I have the exact same problem. It started yesterday, when I upgraded (via rebuild) to 2.9.0.beta4 (a5779a7d0b). I made NO changes to app.yml, or anything else. Just a rebuild.
I now have over 1,300 failed jobs.
I’m seeing SSL errors in the logs (see below for screenshots), and I’m wondering if the rebuild is suddenly ignoring the DISCOURSE_SMTP_ENABLE_START_TLS flag?
This is what I’ve “always” had in my app.yml file: (again, no changes have been made)
EDIT: This is what I see in the email logs for the host (the email server). The error messages are new, starting after the rebuild.
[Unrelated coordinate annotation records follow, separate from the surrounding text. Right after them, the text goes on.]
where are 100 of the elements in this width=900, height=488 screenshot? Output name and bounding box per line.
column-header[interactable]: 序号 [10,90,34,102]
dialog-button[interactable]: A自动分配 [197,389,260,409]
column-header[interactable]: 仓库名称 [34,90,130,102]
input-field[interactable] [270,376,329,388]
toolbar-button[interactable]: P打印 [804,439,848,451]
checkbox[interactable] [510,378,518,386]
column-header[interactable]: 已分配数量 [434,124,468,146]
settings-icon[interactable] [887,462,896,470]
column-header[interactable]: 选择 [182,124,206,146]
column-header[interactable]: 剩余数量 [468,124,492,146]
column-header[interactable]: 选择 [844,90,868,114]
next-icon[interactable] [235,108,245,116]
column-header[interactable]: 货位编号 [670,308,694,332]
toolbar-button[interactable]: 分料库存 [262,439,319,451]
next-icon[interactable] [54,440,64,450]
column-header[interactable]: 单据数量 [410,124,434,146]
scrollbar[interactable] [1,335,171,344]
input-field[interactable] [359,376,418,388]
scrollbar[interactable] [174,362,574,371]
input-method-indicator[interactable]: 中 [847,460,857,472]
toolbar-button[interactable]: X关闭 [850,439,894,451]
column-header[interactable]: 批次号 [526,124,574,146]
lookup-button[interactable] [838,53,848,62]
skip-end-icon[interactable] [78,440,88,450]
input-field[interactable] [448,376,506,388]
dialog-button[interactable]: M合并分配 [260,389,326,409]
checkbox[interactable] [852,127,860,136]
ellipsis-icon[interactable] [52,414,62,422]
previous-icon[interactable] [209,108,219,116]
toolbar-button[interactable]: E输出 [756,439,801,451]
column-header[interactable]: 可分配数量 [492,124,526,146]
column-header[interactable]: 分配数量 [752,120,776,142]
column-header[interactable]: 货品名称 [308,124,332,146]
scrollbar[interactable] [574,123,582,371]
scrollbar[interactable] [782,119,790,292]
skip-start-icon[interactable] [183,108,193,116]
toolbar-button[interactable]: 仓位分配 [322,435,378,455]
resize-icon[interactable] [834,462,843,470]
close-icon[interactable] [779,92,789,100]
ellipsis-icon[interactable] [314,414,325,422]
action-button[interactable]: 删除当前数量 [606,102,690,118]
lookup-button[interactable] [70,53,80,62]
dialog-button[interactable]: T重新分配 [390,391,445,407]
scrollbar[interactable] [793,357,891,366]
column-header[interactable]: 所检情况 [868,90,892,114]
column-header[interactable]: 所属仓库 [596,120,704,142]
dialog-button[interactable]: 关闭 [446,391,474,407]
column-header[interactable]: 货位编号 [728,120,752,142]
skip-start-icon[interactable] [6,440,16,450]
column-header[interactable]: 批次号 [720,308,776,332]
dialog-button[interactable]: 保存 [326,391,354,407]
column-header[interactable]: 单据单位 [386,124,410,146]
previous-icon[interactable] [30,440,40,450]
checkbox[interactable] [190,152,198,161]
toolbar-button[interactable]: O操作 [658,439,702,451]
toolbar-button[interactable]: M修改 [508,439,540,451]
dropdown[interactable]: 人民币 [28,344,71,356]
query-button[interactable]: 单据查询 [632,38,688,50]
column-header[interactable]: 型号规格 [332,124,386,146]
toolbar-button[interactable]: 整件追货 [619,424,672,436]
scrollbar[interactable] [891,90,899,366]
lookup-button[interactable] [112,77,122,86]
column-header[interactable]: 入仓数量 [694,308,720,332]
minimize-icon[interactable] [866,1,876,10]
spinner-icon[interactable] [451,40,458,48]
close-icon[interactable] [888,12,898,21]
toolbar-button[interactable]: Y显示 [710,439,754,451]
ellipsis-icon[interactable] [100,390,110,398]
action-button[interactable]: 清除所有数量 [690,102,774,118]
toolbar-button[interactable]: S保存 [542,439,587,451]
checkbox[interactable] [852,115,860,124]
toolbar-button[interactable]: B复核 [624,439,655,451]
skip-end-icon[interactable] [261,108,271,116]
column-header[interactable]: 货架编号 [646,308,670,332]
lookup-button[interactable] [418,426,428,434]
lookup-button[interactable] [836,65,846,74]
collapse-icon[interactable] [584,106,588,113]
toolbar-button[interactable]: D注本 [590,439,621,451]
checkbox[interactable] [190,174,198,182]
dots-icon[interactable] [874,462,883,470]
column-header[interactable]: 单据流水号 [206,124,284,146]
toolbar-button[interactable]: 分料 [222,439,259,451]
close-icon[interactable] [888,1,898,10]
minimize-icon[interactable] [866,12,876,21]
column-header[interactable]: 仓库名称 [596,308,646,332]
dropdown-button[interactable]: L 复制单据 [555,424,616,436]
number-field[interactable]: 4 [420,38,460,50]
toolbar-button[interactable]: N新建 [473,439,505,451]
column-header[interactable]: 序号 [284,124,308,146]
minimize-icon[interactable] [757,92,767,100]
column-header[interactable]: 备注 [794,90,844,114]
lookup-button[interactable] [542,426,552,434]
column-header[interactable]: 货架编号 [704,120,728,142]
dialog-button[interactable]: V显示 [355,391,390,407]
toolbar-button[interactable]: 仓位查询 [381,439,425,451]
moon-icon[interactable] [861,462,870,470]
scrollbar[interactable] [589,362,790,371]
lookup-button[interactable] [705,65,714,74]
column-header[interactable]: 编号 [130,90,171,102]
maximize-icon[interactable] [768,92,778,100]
The last message regarding Discourse in the email logs before the rebuild:
May 23 17:16:02 localhost postfix/smtpd[5247]: connect from discourse-docker[172.17.0.2]
May 23 17:16:02 localhost postfix/smtpd[5247]: 0D803B67FB: client=discourse-docker[172.17.0.2]
May 23 17:16:02 localhost postfix/cleanup[5279]: 0D803B67FB: message-id=<topic/421230/2413438.f609f9d756c226a154de43f4@forums.jag-lovers.com>
May 23 17:16:02 localhost postfix/smtpd[5247]: disconnect from discourse-docker[172.17.0.2] ehlo=1 mail=1 rcpt=1 data=1 quit=1 commands=5
The first entry in the email logs on the server after the rebuild:
May 23 17:22:48 localhost postfix/smtpd[10929]: connect from discourse-docker[172.17.0.2]
May 23 17:22:48 localhost postfix/smtpd[10929]: SSL_accept error from discourse-docker[172.17.0.2]: -1
May 23 17:22:48 localhost postfix/smtpd[10929]: warning: TLS library problem: error:14094412:SSL routines:ssl3_read_bytes:sslv3 alert bad certificate:../ssl/record/rec_layer_s3.c:1528:SSL alert number 42:
May 23 17:22:48 localhost postfix/smtpd[10929]: lost connection after STARTTLS from discourse-docker[172.17.0.2]
May 23 17:22:48 localhost postfix/smtpd[10929]: disconnect from discourse-docker[172.17.0.2] ehlo=1 starttls=0/1 commands=1/2
After that time the entries for Discourse in the email logs all look like that.
I tried sending a message from inside the Discourse Docker container using curl. Once I made sure to specify plaintext SMTP and port 25, I can send email via the host just fine:
$ cd /var/discourse/
$ sudo ./launcher enter app
x86_64 arch detected.
root@discourse-app:/var/www/discourse# curl smtp://172.17.0.1 --mail-from discourse@mydomain.com --mail-rcpt myname@gmail.com --upload-file README.md
% Total % Received % Xferd Average Speed Time Time Time Current
Dload Upload Total Spent Left Speed
100 7077 0 0 100 7077 0 575k --:--:-- --:--:-- --:--:-- 575k
root@discourse-app:/var/www/discourse#
And this is what that test looked like in the host’s email logs:
May 24 16:53:49 localhost postfix/smtpd[25494]: connect from discourse-docker[172.17.0.2]
May 24 16:53:49 localhost postfix/smtpd[25494]: EB62CB5FCD: client=discourse-docker[172.17.0.2]
May 24 16:53:49 localhost postfix/cleanup[26008]: EB62CB5FCD: message-id=<>
May 24 16:53:49 localhost opendkim[1365]: EB62CB5FCD: can't determine message sender; accepting
May 24 16:53:49 localhost postfix/smtpd[25494]: disconnect from discourse-docker[172.17.0.2] ehlo=1 mail=1 rcpt=1 data=1 quit=1 commands=5
Given that I have specified no TLS and port 25 in my app.yml, and this worked until the rebuild yesterday, it’s looking more and more like the latest Discourse is ignoring my SMTP configuration in app.yml.
@gunnar I moved your post here since this is the email issue you’re describing.
I am not sure if the “post has already been taken” error is also being caused by this, but the details you gave about your email belong to this issue.
That is frustrating, but it looks to me like some gem no longer supports ignoring b invalid certs and/or unencrypted transport. It may just be the case that the days of being able to send mail that way are over. But I’m not experiencing the problem myself, so I haven’t looked carefully enough to know if I’m right.